La emigración, se mire como se mire, es una tragedia personal para los individuos que se ven obligados a realizarla y colectiva para su familia y el país del que proceden o desde el que emigran.
Hace unos años, entre el 2013 y el 2014, quiso mi devenir profesional que recalara durante diez meses en la República de Guinea, concretamente en su capital, Conakry, para servir como asesor del presidente de la República en la Reforma del Sector de Seguridad de aquel singular país.
Durante esos diez meses fui testigo, en no pocas ocasiones, del drama que representaba para los guineanos el constante goteo de jóvenes y en alguna ocasión no tan jóvenes, que dejados llevar por las noticias que seguían a través de sus teléfonos móviles (recursos tenían pocos pero el teléfono móvil era considerado como un bien de primera necesidad) emprendían la emigración hacia Europa de mil y una maneras; desde el viaje a pie, el auto-stop o el uso de transportes terrestres clandestinos, hasta la descabellada infiltración en los trenes de aterrizaje de los aviones estacionados en el aeropuerto de Conakry, con trágicas consecuencias en muchas ocasiones. La desesperación hacía descartar cualquier análisis de riesgo mínimamente riguroso.
En realidad no había gran cosa que hacer, más que ver salir el sol, buscarse la vida durante el día para ver qué se podía apañar para sobrevivir y esperar a que llegase la noche para dormir. En esas condiciones, la emigración era una opción atractiva para muchos jóvenes.
Por su parte, para las autoridades, la emigración era la responsable de que la situación económica del país fuera la que era. Ellos decían: “Si los jóvenes se marchan, nunca habrá fuerza laboral para tirar del país hacia delante y si no se tira del país hacia delante, nunca habrá aliciente para que los jóvenes no se marchen”. Se esforzaban, a través de los medios de comunicación social, para desmotivar a los jóvenes en sus sueños migratorios pero, evidentemente, con poco éxito. Ellos (los políticos) me decían: “nos tenéis que ayudar en esto”.

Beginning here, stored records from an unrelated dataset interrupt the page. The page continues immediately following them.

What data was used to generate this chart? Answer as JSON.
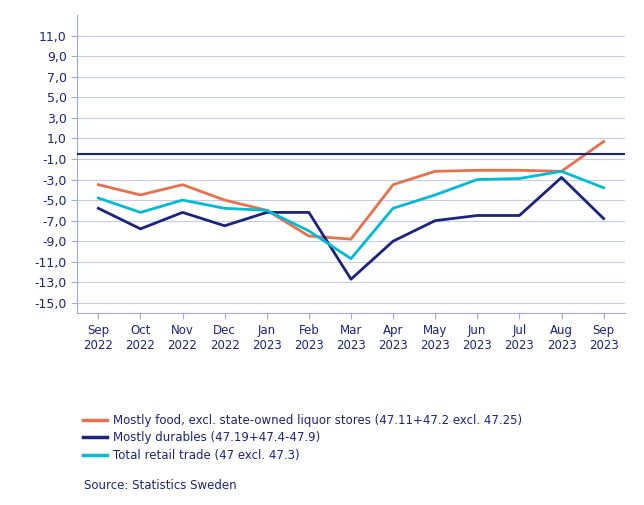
{
  "x_labels": [
    "Sep\n2022",
    "Oct\n2022",
    "Nov\n2022",
    "Dec\n2022",
    "Jan\n2023",
    "Feb\n2023",
    "Mar\n2023",
    "Apr\n2023",
    "May\n2023",
    "Jun\n2023",
    "Jul\n2023",
    "Aug\n2023",
    "Sep\n2023"
  ],
  "food": [
    -3.5,
    -4.5,
    -3.5,
    -5.0,
    -6.0,
    -8.5,
    -8.8,
    -3.5,
    -2.2,
    -2.1,
    -2.1,
    -2.2,
    0.7
  ],
  "durables": [
    -5.8,
    -7.8,
    -6.2,
    -7.5,
    -6.2,
    -6.2,
    -12.7,
    -9.0,
    -7.0,
    -6.5,
    -6.5,
    -2.8,
    -6.8
  ],
  "retail": [
    -4.8,
    -6.2,
    -5.0,
    -5.8,
    -6.0,
    -8.0,
    -10.7,
    -5.8,
    -4.5,
    -3.0,
    -2.9,
    -2.2,
    -3.8
  ],
  "food_color": "#E8704A",
  "durables_color": "#1A237E",
  "retail_color": "#00BCD4",
  "hline_color": "#1A237E",
  "hline_y": -0.5,
  "yticks": [
    11.0,
    9.0,
    7.0,
    5.0,
    3.0,
    1.0,
    -1.0,
    -3.0,
    -5.0,
    -7.0,
    -9.0,
    -11.0,
    -13.0,
    -15.0
  ],
  "ylim": [
    -16.0,
    13.0
  ],
  "grid_color": "#C5CAE9",
  "tick_label_color": "#1A237E",
  "background_color": "#FFFFFF",
  "legend_food": "Mostly food, excl. state-owned liquor stores (47.11+47.2 excl. 47.25)",
  "legend_durables": "Mostly durables (47.19+47.4-47.9)",
  "legend_retail": "Total retail trade (47 excl. 47.3)",
  "source_text": "Source: Statistics Sweden",
  "source_color": "#1A237E",
  "linewidth": 2.0,
  "axis_color": "#1A237E",
  "spine_color": "#9FA8DA"
}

Tras mi regreso a España, pensé que sería importante vincular nuestros esfuerzos en cooperación internacional al desarrollo, que no son pocos, con la prevención de los flujos migratorios, con tan catastróficos resultados en demasiadas ocasiones. Para ello sería bueno, en mi opinión, orientar nuestras prioridades en cooperación hacia los países que en peores situaciones se encuentran desde el punto de vista de expectativas de subsistencia para la población y que, en consecuencia, son más proclives a la generación de movimientos migratorios indiscriminados.

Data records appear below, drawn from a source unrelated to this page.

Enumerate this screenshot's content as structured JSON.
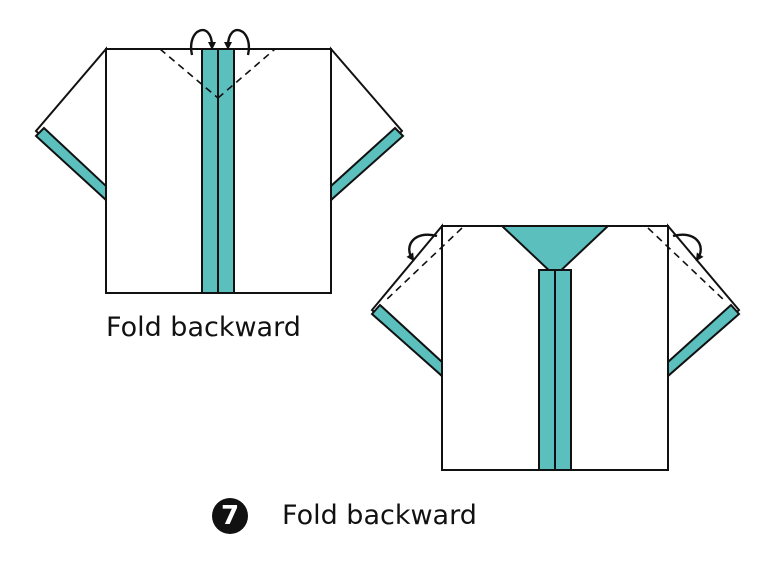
{
  "colors": {
    "accent": "#5bbfbd",
    "outline": "#111111",
    "paper": "#ffffff"
  },
  "icons": {
    "step_badge": "number-seven-badge",
    "fold_arrow": "curved-fold-arrow-icon"
  },
  "steps": [
    {
      "caption": "Fold backward"
    },
    {
      "number": "7",
      "caption": "Fold backward"
    }
  ]
}
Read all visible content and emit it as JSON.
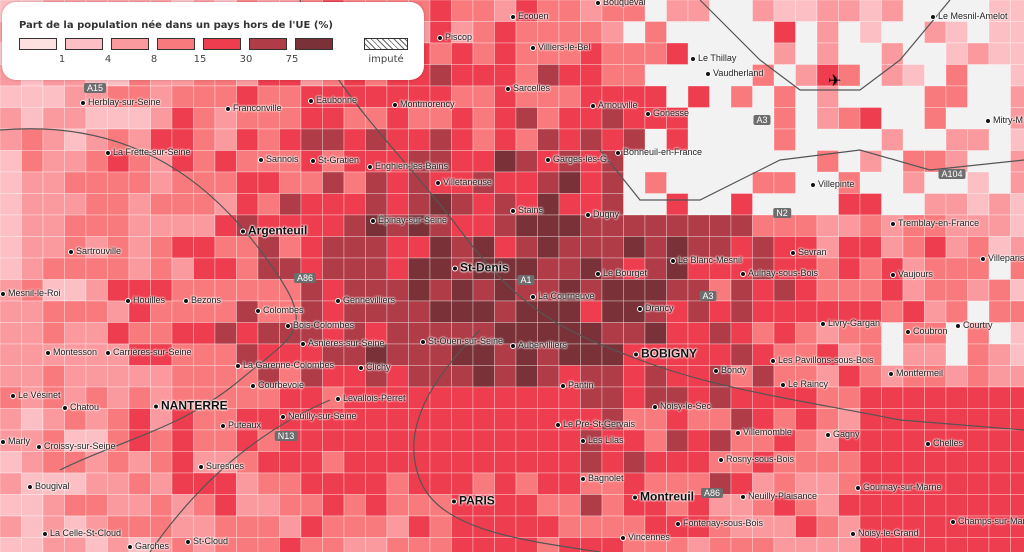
{
  "legend": {
    "title": "Part de la population née dans un pays hors de l'UE (%)",
    "ticks": [
      "1",
      "4",
      "8",
      "15",
      "30",
      "75"
    ],
    "imputed_label": "imputé",
    "colors": [
      "#fde0e0",
      "#fcbfc4",
      "#fb9a9e",
      "#f97a7c",
      "#ee3d4e",
      "#b03c48",
      "#7a3238"
    ]
  },
  "places": [
    "Piscop",
    "Ecouen",
    "Bouqueval",
    "Le Mesnil-Amelot",
    "Villiers-le-Bel",
    "Le Thillay",
    "Vaudherland",
    "Sarcelles",
    "Arnouville",
    "Gonesse",
    "Herblay-sur-Seine",
    "Franconville",
    "Eaubonne",
    "Montmorency",
    "Mitry-M",
    "La Frette-sur-Seine",
    "Sannois",
    "St-Gratien",
    "Enghien-les-Bains",
    "Garges-lès-G.",
    "Bonneuil-en-France",
    "Villetaneuse",
    "Villepinte",
    "Stains",
    "Dugny",
    "Épinay-sur-Seine",
    "Argenteuil",
    "Tremblay-en-France",
    "Sartrouville",
    "St-Denis",
    "Sevran",
    "Le Blanc-Mesnil",
    "Villeparisis",
    "Le Bourget",
    "Aulnay-sous-Bois",
    "Vaujours",
    "Mesnil-le-Roi",
    "Houilles",
    "Bezons",
    "Gennevilliers",
    "La Courneuve",
    "Drancy",
    "Colombes",
    "Bois-Colombes",
    "Livry-Gargan",
    "Coubron",
    "Courtry",
    "Montesson",
    "Carrières-sur-Seine",
    "Asnières-sur-Seine",
    "St-Ouen-sur-Seine",
    "Aubervilliers",
    "BOBIGNY",
    "Les Pavillons-sous-Bois",
    "La Garenne-Colombes",
    "Clichy",
    "Bondy",
    "Montfermeil",
    "Le Raincy",
    "Le Vésinet",
    "Chatou",
    "NANTERRE",
    "Courbevoie",
    "Levallois-Perret",
    "Pantin",
    "Neuilly-sur-Seine",
    "Noisy-le-Sec",
    "Puteaux",
    "Le Pré-St-Gervais",
    "Marly",
    "Croissy-sur-Seine",
    "Les Lilas",
    "Villemomble",
    "Gagny",
    "Chelles",
    "Suresnes",
    "Rosny-sous-Bois",
    "Bougival",
    "Bagnolet",
    "PARIS",
    "Montreuil",
    "Neuilly-Plaisance",
    "Gournay-sur-Marne",
    "Champs-sur-Marne",
    "La Celle-St-Cloud",
    "Garches",
    "St-Cloud",
    "Fontenay-sous-Bois",
    "Vincennes",
    "Noisy-le-Grand"
  ],
  "roads": [
    "A15",
    "A3",
    "A104",
    "N2",
    "A86",
    "A1",
    "A3",
    "N13",
    "A86"
  ],
  "icons": [
    "airport-icon"
  ]
}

Preguntado el Gobierno, por vía parlamentaria, sobre este particular, la respuesta, en junio del pasado año, fue que “desde la cooperación para el desarrollo y desde los objetivos que plantea la Agenda 2030, es posible impulsar nuevas miradas sobre las migraciones, poniendo el énfasis en el potencial impacto positivo de estos flujos humanos, en la garantía de los derechos de todas las personas y en la obligación última de no dejar a nadie atrás, incluidas las personas migrantes.”
Asumo el planteamiento pero no lo comparto. No cooperar con la resolución de los problemas en los países de origen es cooperar implícitamente con los movimientos migratorios masivos y someter a miles de personas a las penalidades de verse potencialmente sometidos, a su vez, al abuso por parte de desaprensivos. Todo lo demás son juegos florales. Una vez aquí, si no se ha conseguido evitarles ese largo desplazamiento inhumano, todo el trato digno y humano del que seamos capaces, desde luego, pero creo que lo más digno y humano es que no se vean en la necesidad de abandonar la tierra en la que nacieron, su familia, sus amigos y su entorno debido a que las expectativas de disfrutar de una vida más o menos digna en dicho lugar es poco menos que imposible. Para ello, Cooperación al Desarrollo.